We tested this by creating a new scheduled task

$taskname = "Demo Service2"
$taskdescription = "Demo Service to get Service List"
$action = New-ScheduledTaskAction -Execute 'Powershell.exe' -Argument '-NoProfile -WindowStyle Hidden -command "Get-Service"'
$trigger =  New-ScheduledTaskTrigger -AtStartup -RandomDelay (New-TimeSpan -minutes 3)
$settings = New-ScheduledTaskSettingsSet -ExecutionTimeLimit (New-TimeSpan -Minutes 2) -RestartCount 3 -RestartInterval (New-TimeSpan -Minutes 1)
Register-ScheduledTask -Action $action -Trigger $trigger -TaskName $taskname -Description $taskdescription -Settings $settings -User "System"

This is why I went straight to enumeration of the tasks themselves and command lines

Get-ScheduledTask -TaskName * | Get-ScheduledTaskInfo | Sort-Object -Property LastRunTime -Descending | Select-Object -Property TaskName -First 10

Now this might not be super helpful if the last task run was encrypter.exe (if that’s occured there’s a whole different route you probably need to take, like build new environments and restoring from backups! anyway with regards to the scheduled tasks command, the rest you can see is history! Stay tuned because we are going to look at this in a bit more detail!

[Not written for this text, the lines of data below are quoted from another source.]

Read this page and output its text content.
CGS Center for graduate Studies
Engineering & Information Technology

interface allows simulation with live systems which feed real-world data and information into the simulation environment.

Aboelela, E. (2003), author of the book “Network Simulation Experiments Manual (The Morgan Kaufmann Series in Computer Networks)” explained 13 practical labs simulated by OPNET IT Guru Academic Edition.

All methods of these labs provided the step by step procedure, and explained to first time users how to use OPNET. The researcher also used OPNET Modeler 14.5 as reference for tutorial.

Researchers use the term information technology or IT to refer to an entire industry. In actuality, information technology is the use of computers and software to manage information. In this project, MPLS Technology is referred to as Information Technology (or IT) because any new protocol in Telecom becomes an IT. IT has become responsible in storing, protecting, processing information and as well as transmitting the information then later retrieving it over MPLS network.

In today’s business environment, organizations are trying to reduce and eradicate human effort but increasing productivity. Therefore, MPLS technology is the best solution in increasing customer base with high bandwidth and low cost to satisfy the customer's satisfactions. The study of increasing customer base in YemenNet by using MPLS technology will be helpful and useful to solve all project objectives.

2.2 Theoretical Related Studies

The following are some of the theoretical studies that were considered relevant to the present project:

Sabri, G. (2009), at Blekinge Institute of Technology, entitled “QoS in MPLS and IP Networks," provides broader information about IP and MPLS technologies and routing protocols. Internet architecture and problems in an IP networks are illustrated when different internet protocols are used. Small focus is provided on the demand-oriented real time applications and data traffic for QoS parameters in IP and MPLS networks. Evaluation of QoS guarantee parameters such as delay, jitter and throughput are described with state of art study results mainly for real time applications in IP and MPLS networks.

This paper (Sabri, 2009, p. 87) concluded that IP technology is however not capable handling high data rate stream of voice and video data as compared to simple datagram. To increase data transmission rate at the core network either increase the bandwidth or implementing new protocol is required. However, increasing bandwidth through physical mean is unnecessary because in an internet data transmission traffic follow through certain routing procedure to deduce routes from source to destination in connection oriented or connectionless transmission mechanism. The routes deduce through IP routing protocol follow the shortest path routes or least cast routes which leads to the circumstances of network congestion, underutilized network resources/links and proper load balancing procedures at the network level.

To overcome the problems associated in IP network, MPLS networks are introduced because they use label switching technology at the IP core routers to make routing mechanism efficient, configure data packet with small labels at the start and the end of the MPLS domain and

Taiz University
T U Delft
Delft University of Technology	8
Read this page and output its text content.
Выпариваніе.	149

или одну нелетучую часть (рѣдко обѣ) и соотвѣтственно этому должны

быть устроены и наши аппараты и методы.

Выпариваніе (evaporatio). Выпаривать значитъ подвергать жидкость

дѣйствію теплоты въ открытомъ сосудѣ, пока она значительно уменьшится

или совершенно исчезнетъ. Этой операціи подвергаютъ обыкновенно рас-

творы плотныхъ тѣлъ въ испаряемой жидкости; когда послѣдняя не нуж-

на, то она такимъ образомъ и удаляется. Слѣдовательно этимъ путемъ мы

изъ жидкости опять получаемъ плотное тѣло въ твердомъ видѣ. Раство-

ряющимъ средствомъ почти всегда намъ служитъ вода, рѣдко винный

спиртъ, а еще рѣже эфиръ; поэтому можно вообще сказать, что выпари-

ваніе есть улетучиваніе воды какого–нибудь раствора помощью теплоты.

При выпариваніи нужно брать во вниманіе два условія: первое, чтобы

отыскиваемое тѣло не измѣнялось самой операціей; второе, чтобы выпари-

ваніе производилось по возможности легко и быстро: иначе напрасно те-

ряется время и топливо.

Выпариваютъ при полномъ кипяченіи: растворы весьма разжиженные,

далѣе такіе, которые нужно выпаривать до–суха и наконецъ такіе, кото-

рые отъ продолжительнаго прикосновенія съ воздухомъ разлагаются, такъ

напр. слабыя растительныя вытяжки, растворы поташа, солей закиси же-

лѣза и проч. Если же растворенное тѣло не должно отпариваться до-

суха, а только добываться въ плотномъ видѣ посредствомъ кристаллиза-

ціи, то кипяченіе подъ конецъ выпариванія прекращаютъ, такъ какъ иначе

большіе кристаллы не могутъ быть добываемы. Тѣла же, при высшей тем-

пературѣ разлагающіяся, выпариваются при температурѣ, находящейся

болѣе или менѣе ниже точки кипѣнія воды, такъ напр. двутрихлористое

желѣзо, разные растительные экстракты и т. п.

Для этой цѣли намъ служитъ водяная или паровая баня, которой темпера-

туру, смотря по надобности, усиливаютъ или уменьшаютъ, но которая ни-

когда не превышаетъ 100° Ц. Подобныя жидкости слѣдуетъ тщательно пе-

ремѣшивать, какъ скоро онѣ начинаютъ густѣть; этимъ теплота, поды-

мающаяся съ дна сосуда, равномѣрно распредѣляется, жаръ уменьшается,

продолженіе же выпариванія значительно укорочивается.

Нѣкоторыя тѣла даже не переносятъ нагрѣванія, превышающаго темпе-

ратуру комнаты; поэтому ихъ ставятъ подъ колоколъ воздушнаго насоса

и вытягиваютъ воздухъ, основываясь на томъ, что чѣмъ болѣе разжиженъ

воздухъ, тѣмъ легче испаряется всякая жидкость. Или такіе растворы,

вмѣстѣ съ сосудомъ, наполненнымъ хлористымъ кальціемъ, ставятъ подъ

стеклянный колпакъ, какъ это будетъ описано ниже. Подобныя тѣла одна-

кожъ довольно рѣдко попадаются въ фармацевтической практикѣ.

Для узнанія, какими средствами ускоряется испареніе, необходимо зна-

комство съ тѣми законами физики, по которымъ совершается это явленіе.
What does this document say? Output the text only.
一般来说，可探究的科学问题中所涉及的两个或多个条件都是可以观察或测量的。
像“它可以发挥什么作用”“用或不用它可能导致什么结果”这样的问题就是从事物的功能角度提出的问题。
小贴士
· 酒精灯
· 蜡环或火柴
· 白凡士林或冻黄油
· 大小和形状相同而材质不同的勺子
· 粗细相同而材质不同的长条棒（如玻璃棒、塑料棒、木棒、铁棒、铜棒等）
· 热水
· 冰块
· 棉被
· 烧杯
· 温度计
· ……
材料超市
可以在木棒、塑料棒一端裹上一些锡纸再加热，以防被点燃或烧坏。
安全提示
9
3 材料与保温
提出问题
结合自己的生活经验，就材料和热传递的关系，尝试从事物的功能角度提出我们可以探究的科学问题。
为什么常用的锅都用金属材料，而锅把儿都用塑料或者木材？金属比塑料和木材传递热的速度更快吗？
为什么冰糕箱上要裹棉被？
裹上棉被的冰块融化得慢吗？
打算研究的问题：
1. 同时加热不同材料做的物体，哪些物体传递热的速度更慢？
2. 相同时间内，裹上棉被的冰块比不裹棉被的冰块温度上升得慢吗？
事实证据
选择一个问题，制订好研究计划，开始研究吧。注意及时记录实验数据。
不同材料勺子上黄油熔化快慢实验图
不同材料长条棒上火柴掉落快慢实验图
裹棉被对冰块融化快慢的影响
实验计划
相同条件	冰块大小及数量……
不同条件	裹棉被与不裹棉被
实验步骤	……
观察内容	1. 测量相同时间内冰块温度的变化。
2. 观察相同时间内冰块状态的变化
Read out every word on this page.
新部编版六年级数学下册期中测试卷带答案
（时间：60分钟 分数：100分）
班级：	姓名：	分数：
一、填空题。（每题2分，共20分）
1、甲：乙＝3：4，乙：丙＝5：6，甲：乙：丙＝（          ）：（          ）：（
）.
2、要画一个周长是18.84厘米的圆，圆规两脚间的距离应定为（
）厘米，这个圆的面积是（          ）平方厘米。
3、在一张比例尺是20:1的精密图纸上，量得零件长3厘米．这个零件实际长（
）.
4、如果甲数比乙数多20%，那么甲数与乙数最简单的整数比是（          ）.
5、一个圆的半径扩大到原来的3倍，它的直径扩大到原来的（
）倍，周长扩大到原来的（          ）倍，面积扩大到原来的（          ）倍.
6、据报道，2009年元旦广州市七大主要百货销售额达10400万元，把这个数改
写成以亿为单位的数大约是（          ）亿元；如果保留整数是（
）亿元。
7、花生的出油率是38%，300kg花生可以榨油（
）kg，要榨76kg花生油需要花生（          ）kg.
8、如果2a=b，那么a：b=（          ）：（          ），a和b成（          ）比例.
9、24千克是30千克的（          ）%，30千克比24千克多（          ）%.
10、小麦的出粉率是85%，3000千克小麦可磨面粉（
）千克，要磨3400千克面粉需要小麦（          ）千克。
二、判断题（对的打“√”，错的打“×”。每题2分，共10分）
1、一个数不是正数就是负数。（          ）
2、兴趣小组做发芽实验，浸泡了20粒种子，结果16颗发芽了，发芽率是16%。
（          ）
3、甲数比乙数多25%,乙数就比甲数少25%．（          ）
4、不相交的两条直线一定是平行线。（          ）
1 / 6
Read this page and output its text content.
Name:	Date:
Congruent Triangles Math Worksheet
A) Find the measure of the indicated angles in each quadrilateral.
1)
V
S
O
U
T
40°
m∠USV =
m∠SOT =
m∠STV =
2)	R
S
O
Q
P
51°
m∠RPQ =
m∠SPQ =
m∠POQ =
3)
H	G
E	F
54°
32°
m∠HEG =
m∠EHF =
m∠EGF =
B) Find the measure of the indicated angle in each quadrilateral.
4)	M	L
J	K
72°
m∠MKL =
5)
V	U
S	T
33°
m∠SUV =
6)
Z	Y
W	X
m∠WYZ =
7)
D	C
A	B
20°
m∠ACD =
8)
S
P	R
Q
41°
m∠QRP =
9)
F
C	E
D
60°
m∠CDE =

Detection in Microsoft Defender for Endpoint (MDE)

Now.. you are going to need to realise that this isn’t so simple! Because in a “normal” windows environment you will have these events created all the time

DeviceEvents 
| where ActionType == "ScheduledTaskCreated"
| sort by Timestamp desc 
| summarize count() by ActionType

So let’s see if we can get some more details:

DeviceEvents 
//| where ActionType == "ScheduledTaskCreated"
// options include ScheduledTaskUpdated ScheduledTaskDeleted
| where ActionType == "ScheduledTaskCreated"
| sort by Timestamp desc 
//| summarize count() by ActionType
//| summarize count() by InitiatingProcessAccountSid
// look for system SID https://learn.microsoft.com/en-us/windows-server/identity/ad-ds/manage/understand-security-identifiers
| project Timestamp, DeviceId, DeviceName, ActionType, AdditionalFields

AdditionalFields is going to give us some more strings to search on, however as you can see, that’s not that much detail!

The best place to hunt is going to be via PowerShell, Event logs and head to the domain controllers and monitor GPO changes I reckon!